RESENHA: Uma Questão Pessoal - Kenzaburo Oe

      Em 1964, o escritor japonês Kenzaburo Oe, que mais tarde viria a ser laureado com o Prêmio Nobel de Literatura, recebia a notícia de que seu primeiro filho havia nascido com uma anomalia cerebral. Fato esse que o levou a escrever "Uma Questão Pessoal", romance no qual o protagonista, Bird, é colocado diante da mesma situação enfrentada pelo autor na vida real. Bird leva uma vida medíocre e tediosa em Tóquio. Mais jovem, abandonou sua pós-graduação para se entregar a bebida e, graças ao sogro, tudo o que conseguiu na vida foi se tornar professor de um cursinho preparatório de qualidade duvidosa. Egoísta, deprimido, inseguro e preso a um casamento infeliz, Bird busca fugir da realidade e preencher o vazio de sua vida alimentando sonhos com o continente africano. Enquanto a esposa está em trabalho de parto, Bird permanece frio e distante, preocupado apenas em aumentar sua coleção de mapas africanos. Até que recebe a notícia de que o filho nasceu com uma hérnia cerebral e, caso sobreviva, pode estar fadado a levar uma vida vegetativa. A partir de então vamos acompanhar o definhamento de Bird até o mais baixo nível da moral humana.

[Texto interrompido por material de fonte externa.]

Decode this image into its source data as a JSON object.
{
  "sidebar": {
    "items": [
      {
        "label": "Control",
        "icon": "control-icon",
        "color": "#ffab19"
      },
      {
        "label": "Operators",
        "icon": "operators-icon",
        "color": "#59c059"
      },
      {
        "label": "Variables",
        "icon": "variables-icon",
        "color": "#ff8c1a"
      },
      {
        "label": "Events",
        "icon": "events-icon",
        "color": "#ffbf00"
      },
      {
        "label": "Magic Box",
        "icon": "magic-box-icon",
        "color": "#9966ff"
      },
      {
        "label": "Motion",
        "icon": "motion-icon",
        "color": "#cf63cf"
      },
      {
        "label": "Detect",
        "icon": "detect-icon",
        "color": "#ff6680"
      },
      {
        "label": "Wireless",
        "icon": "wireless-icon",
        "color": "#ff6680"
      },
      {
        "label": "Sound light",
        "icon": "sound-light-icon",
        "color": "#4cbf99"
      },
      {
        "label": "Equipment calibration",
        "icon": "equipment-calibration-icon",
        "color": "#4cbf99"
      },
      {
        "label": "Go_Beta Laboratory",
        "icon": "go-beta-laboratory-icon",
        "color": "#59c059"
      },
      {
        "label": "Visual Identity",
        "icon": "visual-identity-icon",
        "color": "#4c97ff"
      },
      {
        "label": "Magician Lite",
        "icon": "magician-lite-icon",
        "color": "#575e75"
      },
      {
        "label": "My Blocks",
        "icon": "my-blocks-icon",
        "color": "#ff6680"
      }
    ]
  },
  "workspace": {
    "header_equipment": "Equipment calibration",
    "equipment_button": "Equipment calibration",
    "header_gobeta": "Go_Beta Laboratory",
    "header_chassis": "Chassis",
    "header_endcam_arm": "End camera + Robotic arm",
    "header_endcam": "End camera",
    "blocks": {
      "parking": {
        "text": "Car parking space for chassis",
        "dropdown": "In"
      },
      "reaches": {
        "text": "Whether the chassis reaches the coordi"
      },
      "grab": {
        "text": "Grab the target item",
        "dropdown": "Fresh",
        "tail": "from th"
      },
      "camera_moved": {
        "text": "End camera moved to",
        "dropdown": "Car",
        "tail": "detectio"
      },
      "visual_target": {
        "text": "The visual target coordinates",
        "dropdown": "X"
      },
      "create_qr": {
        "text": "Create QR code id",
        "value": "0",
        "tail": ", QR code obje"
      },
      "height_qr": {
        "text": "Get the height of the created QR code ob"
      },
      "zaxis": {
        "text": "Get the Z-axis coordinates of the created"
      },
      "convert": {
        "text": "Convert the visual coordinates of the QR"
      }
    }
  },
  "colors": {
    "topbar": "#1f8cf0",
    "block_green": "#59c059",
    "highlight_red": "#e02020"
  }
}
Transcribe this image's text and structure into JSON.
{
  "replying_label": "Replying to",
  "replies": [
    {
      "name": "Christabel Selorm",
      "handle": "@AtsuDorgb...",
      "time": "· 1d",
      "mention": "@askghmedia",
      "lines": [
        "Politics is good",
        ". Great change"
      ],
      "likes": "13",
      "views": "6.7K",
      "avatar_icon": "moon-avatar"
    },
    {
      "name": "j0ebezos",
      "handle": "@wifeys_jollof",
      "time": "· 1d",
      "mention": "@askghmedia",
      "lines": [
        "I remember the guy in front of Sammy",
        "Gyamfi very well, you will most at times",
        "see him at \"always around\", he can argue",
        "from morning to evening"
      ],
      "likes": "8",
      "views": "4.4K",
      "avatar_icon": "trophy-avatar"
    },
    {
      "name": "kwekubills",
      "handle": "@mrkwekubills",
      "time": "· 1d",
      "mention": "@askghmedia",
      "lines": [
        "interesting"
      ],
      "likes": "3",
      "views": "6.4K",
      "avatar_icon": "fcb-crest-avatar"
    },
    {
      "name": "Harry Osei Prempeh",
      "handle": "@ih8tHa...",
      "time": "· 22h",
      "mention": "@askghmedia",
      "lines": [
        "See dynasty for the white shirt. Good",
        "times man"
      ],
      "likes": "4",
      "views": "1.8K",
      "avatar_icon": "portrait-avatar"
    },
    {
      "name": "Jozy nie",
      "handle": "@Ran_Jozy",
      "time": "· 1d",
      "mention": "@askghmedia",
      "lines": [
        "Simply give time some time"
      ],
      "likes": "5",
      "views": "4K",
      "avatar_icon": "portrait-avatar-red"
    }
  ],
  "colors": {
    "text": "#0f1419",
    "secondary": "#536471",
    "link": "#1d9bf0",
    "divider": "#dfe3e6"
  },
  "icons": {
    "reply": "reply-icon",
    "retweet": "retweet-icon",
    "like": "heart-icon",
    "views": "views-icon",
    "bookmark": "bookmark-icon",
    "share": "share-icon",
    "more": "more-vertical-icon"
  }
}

      Enquanto a equipe médica se empenha para tentar salvar o bebê, Bird, que passa a enxergar o filho como uma ameaça a realização de seus sonhos africanos, não pretende fazer nenhum esforço para salvá-lo. Desejando em segredo a morte do próprio filho, Bird busca o entorpecimento e embarca em uma bad trip com uma amiga prostituta enquanto a esposa se recupera do parto e o bebê é subalimentado, por ordem do pai, para que não sobreviva. Conforme penetramos a mente doentia do protagonista, é possível perceber alguns sinais de traumas da infância e da adolescência, mas nada que justifique o comportamento atual de Bird. Em raros momentos nós quase o compreendemos, mas logo em seguida somos surpreendidos com uma nova ação ou pensamento asqueroso e tudo o que sentimos pelo personagem é repulsa. Dividido entre o sentimento de vergonha por deixar o filho morrer e o medo do fardo de ter que criar uma criança vegetativa, Bird vai se afundar cada vez mais em um lamaçal psicológico e nos levar até as profundezas do egoísmo e da indiferença humana. Afinal, "Uma Questão Pessoal" é isso, um exercício sobre a psiquê humana.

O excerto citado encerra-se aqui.